Kids with Two Homes

Aug 8, 2012 by

With divorce rates soaring, many parents are faced with the obstacle of deciding who will get custody of their child. Fortunately there are several different custody options available, and today most parents at least have the opportunity to remain in an active role in their child’s life.

Legal custody is the situation where a parent has the right to make both long-term and short-term decisions for their child. In most custody cases, both parents are awarded legal custody. This makes it possible for parents to work together to make the best decisions for their child. Physical custody is where a parent is awarded the right to provide daily care for the child, but not all long-term decisions. Physical custody is generally granted to one parent, while the other parent will still have some sort of visitation rights. Sole custody is uncommon; it grants one parent both exclusive physical and legal custody of the child. Joint custody is also uncommon, because requires both parents to share legal and physical custody. Although many parents share legal custody arrangements, sharing physical custody means that the child will be living in both parents’ homes throughout the week, and creates an interrupted lifestyle.

There are usually two main ways that custody is determined. Parents can reach an agreement together, with or without the help of an attorney. If an agreement cannot be reached between parents, a court-appointed judge will determine custody. If there is no agreement between spouses and a judge has to make the decision of which parent will get custody, many factors will be taken into consideration. The decision will reflect the best interest of the children, making sure they are happy and secure. The judge will also look at the stability of the environment the parent will provide. Good interactions with extended family members, as well as a safe school and community are also important. Any previous cases of a parent having a drug or alcohol problem will always have a negative impact on gaining custody. The same holds true for previous instances of physical or sexual abuse.

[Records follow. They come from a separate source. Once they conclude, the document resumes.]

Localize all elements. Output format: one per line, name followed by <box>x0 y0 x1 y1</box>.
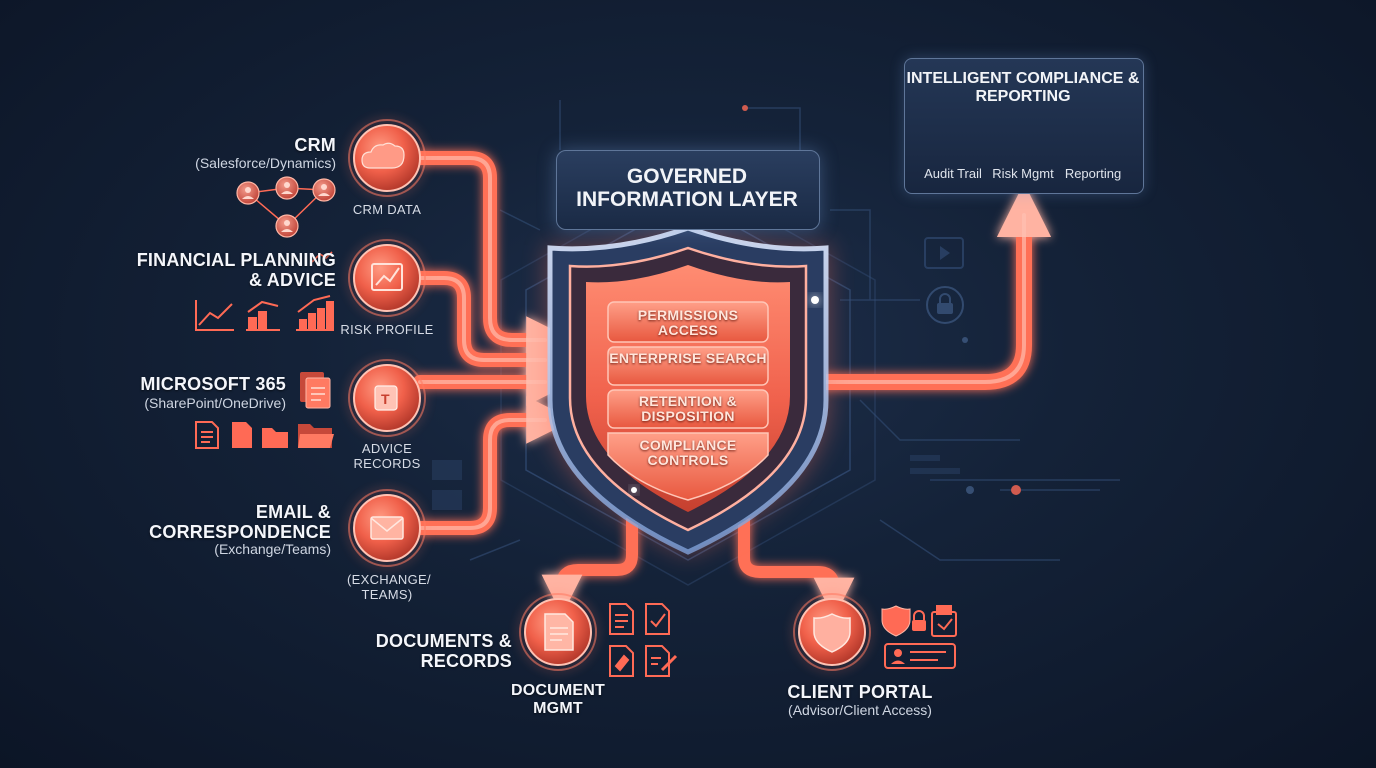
financial-title: FINANCIAL PLANNING & ADVICE <box>136 250 336 290</box>
reporting-label: Reporting <box>1064 166 1122 181</box>
email-subtitle: (Exchange/Teams) <box>214 541 331 557</box>
m365-subtitle: (SharePoint/OneDrive) <box>144 395 286 411</box>
layer-bar-compliance <box>607 432 769 501</box>
layer-retention-label: RETENTION & DISPOSITION <box>638 393 738 424</box>
compliance-panel <box>904 58 1144 194</box>
hexagon-rings <box>500 174 876 586</box>
audit-trail-label: Audit Trail <box>924 166 982 181</box>
layer-bar-search <box>607 346 769 386</box>
decorative-play-icon <box>924 237 964 269</box>
crm-network-icon <box>236 176 336 238</box>
decorative-panels <box>432 455 960 510</box>
governed-layer-title: GOVERNED INFORMATION LAYER <box>576 165 798 211</box>
financial-chart-icons <box>195 251 334 331</box>
folder-open-icon <box>298 424 334 448</box>
decorative-lock-icon <box>926 286 964 324</box>
shield-layers <box>607 301 769 501</box>
documents-node-label: DOCUMENT MGMT <box>510 682 606 717</box>
output-node-client-portal[interactable] <box>793 593 871 671</box>
m365-title: MICROSOFT 365 <box>140 374 286 394</box>
svg-text:T: T <box>381 391 390 407</box>
crm-title: CRM <box>294 135 336 155</box>
client-portal-title: CLIENT PORTAL <box>787 682 933 702</box>
risk-mgmt-label: Risk Mgmt <box>992 166 1054 181</box>
trend-chart-icon <box>371 263 403 291</box>
source-node-financial[interactable] <box>348 239 426 317</box>
folder-icon <box>262 428 288 448</box>
email-node-label: (EXCHANGE/ TEAMS) <box>347 572 431 602</box>
layer-bar-retention <box>607 389 769 429</box>
email-title: EMAIL & CORRESPONDENCE <box>149 502 331 542</box>
financial-node-label: RISK PROFILE <box>340 322 434 337</box>
layer-bar-permissions <box>607 301 769 343</box>
governed-layer-box <box>556 150 820 230</box>
layer-permissions-label: PERMISSIONS ACCESS <box>637 307 739 338</box>
envelope-icon <box>370 516 404 540</box>
source-node-m365[interactable]: T <box>348 359 426 437</box>
crm-subtitle: (Salesforce/Dynamics) <box>195 155 336 171</box>
flow-arrows <box>413 151 1052 619</box>
salesforce-cloud-icon <box>361 142 405 169</box>
client-portal-icons <box>881 605 957 669</box>
m365-node-label: ADVICE RECORDS <box>353 441 421 471</box>
stacked-documents-icon <box>300 372 331 409</box>
source-node-crm[interactable] <box>348 119 426 197</box>
layer-compliance-label: COMPLIANCE CONTROLS <box>639 437 737 468</box>
shield-icon <box>813 613 851 653</box>
m365-file-icons <box>195 372 334 449</box>
source-node-email[interactable] <box>348 489 426 567</box>
documents-title: DOCUMENTS & RECORDS <box>375 631 512 671</box>
client-portal-subtitle: (Advisor/Client Access) <box>788 702 932 718</box>
records-icons <box>609 603 678 677</box>
document-outline-icon <box>195 421 219 449</box>
document-filled-icon <box>232 422 252 448</box>
teams-icon: T <box>374 385 398 411</box>
crm-node-label: CRM DATA <box>352 202 422 217</box>
layer-search-label: ENTERPRISE SEARCH <box>609 350 767 366</box>
circuit-background <box>469 100 1120 561</box>
output-node-documents[interactable] <box>519 593 597 671</box>
compliance-panel-title: INTELLIGENT COMPLIANCE & REPORTING <box>906 70 1140 105</box>
document-icon <box>544 613 574 651</box>
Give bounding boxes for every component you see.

No matter what form a custody agreement takes, it is important for parents to remain in good communication with each other for the sake of the child. This can be challenging at times, but ultimately is most beneficial to the child’s well-being. The task of having to tell a child about an impending divorce is also an opportunity to tell them just how much they are loved as well. It is important that you let children know that you will continue to take care of them just as you always have and that together, you will always remain a family.